Но это, конечно, не главное. В рассказе присутствует тема конца света. Какую роль играет это надвигающееся событие в жизни ГГ? Как ГГ относится к возможному концу света? Про это было совсем немного. Но это, как мне кажется, очень важно. Он принимает какие-то решения под влиянием этого надвигающегося апокалипсиса? Я считаю для читателя очень важно это увидеть или почувствовать. Он вроде сначала отвергает, а потом сомневается. А действия? Результат? Разврат преобладает над разумом? Это не очевидно. И не надо, чтобы было очевидно. Конечно. Но и вашей авторской уверенности, что это так, я не увидел.
Второй момент: моральный аспект. В ГГ борются два голоса. Это хорошо, но можно ярче.
Третий момент: одиночество. Почему ГГ оказался в такой ситуации. Как он борется с одиночеством? хочет ли он что-нибудь изменить? Если герой — человек высоких моральных качеств, музыкант-интеллектуал, то с чем он борется? в чём его жизненный конфликт? Или он просто в депрессивной статике? Тогда чем это вызвано?
Все эти вопросы, а вернее, ответы на них, конечно, не обязательно должны присутствовать в вашем рассказе. Но хотя бы намёки или более чёткое отношение автора к этим вопросам, мне кажется, улучшило бы восприятие от прочитанного.
В любом случае, прочитал до конца и не заскучал. Спасибо.
Вы предлагаете сгустить краски, что-то сделать более акцентированным. Но… ведь на границе черного и белого всегда правят полутона. Да и нужно оставить место на «подумать», позволить отыскать читающему еще кучу смыслов, которые на закладывались, но сделают историю еще интересней для восприятия)
Извините, но у меня сложилось впечатление, что ГГ с иронией и сарказмом относится к концу света:
«Давно не пацан с рогаткой: видел, бывал, состоял, привлекался. Доморощенных провидцев помню десятка два. »
По-моему, отношение ГГ к происходящему очень хорошо выражено в предложении, которое начинается так: «Однако меня тошнит жить в мире...» Это обычнае депрессия.

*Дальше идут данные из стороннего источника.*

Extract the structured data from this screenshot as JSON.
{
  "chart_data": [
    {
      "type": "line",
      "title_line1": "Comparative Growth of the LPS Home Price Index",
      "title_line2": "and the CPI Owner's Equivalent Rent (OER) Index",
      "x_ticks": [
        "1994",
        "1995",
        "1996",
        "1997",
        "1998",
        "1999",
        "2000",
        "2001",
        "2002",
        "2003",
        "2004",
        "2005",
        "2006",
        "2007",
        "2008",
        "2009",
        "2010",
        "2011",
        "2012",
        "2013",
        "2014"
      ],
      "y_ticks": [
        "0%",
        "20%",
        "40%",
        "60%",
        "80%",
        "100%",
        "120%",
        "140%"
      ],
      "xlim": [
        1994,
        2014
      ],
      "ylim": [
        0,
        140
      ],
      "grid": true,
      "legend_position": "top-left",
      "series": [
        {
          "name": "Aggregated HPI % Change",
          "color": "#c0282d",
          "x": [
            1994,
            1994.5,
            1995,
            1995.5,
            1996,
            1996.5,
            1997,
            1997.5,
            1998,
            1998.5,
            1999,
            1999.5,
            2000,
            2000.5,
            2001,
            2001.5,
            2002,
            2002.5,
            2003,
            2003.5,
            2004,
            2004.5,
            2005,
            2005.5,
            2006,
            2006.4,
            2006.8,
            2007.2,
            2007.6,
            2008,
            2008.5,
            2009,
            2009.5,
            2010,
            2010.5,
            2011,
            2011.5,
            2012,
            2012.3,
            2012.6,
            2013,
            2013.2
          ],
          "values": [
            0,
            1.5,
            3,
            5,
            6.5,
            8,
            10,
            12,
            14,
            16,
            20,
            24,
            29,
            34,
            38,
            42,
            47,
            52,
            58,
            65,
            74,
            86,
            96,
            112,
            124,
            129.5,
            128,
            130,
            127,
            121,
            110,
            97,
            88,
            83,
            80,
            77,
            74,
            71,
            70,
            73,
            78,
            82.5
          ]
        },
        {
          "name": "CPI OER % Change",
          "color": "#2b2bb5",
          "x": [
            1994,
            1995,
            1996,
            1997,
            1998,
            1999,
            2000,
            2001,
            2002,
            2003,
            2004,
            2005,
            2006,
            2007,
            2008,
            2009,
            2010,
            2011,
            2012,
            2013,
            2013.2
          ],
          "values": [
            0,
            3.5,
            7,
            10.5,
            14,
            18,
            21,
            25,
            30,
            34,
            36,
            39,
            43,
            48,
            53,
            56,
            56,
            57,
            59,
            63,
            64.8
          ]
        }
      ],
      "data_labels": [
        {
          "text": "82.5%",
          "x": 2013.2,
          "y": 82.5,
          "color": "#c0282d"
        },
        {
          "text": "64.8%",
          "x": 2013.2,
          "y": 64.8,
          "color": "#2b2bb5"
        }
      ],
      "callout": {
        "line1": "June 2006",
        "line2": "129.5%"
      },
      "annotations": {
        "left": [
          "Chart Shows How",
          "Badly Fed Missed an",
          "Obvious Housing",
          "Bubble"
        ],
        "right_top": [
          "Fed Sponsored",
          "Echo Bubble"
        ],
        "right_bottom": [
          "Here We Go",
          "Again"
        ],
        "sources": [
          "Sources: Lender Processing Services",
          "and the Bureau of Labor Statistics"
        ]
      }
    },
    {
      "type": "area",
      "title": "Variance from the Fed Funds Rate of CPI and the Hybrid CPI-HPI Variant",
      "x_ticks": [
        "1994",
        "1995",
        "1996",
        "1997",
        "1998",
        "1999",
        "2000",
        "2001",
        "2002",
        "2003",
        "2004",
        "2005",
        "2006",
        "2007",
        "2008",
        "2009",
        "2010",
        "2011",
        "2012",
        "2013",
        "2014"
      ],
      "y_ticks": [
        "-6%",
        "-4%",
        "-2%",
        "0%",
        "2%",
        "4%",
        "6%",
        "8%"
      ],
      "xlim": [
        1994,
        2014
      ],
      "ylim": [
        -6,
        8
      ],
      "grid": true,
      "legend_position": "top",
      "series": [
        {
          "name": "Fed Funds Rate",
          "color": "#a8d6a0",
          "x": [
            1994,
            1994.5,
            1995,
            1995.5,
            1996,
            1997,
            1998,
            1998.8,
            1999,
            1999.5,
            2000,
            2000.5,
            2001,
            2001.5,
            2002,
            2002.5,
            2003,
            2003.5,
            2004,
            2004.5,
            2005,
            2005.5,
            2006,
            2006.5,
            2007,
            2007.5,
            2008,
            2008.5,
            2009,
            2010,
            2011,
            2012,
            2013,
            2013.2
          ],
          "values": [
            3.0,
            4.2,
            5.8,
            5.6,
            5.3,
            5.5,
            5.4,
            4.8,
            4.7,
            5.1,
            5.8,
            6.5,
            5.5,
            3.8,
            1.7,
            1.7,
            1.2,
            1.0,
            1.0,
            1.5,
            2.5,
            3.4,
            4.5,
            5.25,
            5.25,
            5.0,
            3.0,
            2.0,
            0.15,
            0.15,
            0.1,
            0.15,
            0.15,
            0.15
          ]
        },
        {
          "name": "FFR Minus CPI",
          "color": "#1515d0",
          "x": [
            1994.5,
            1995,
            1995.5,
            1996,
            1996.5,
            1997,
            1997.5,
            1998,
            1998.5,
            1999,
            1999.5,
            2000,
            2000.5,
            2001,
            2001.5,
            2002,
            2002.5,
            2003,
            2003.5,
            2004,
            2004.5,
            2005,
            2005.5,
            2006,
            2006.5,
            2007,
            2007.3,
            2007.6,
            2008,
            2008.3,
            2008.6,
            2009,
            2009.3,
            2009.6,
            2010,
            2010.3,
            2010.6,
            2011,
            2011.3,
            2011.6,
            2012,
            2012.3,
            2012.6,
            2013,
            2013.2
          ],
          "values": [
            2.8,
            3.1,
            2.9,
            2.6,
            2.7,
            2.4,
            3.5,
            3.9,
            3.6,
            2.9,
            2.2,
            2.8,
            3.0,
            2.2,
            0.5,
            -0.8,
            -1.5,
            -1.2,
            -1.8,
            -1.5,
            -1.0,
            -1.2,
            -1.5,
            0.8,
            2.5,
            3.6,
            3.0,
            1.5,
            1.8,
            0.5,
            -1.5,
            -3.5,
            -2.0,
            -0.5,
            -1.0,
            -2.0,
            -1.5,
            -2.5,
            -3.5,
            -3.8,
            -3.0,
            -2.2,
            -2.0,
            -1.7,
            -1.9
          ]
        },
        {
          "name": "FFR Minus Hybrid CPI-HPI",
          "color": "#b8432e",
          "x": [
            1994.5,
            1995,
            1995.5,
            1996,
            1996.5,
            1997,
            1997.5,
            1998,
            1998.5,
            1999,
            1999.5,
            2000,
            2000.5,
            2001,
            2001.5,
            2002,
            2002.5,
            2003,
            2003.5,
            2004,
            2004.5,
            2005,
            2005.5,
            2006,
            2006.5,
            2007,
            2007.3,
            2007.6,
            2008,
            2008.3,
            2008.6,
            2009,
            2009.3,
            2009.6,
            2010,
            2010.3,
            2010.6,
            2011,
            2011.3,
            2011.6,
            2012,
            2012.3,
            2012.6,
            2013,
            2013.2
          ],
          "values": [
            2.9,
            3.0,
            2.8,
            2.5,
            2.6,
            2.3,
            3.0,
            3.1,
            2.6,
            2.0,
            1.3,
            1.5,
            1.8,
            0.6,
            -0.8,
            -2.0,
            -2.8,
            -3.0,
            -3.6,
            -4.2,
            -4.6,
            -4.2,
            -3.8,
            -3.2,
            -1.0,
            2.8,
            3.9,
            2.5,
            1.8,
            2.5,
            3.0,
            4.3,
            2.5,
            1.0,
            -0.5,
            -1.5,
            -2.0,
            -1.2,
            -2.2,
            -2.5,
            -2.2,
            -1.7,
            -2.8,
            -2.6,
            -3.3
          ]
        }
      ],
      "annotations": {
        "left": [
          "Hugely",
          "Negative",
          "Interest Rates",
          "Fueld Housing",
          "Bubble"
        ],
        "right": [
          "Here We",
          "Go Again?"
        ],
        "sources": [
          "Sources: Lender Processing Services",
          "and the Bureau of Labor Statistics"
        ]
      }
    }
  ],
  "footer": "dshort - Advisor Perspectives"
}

Соблазнение через вызов. А иначе и не бывает. ГГ относится с иронией к концу света. Девушка в конце говорит: «Так получилось, музыкант. Желающих не нашлось, вот и… Развлекаемся, как умеем. Да и Конец Света в пятницу.» — это её отношение к концу света. Она ставит его на последнее место.
Да всем пофиг на конец света в вашем рассказе. Поэтому:
«А подстегивает обоих что?… И все действия героев вытекают из этого — они живут без оглядки на будущее.» — нестыковочка. Неожидал, такое разногласие с прочитанным прочитать от автора.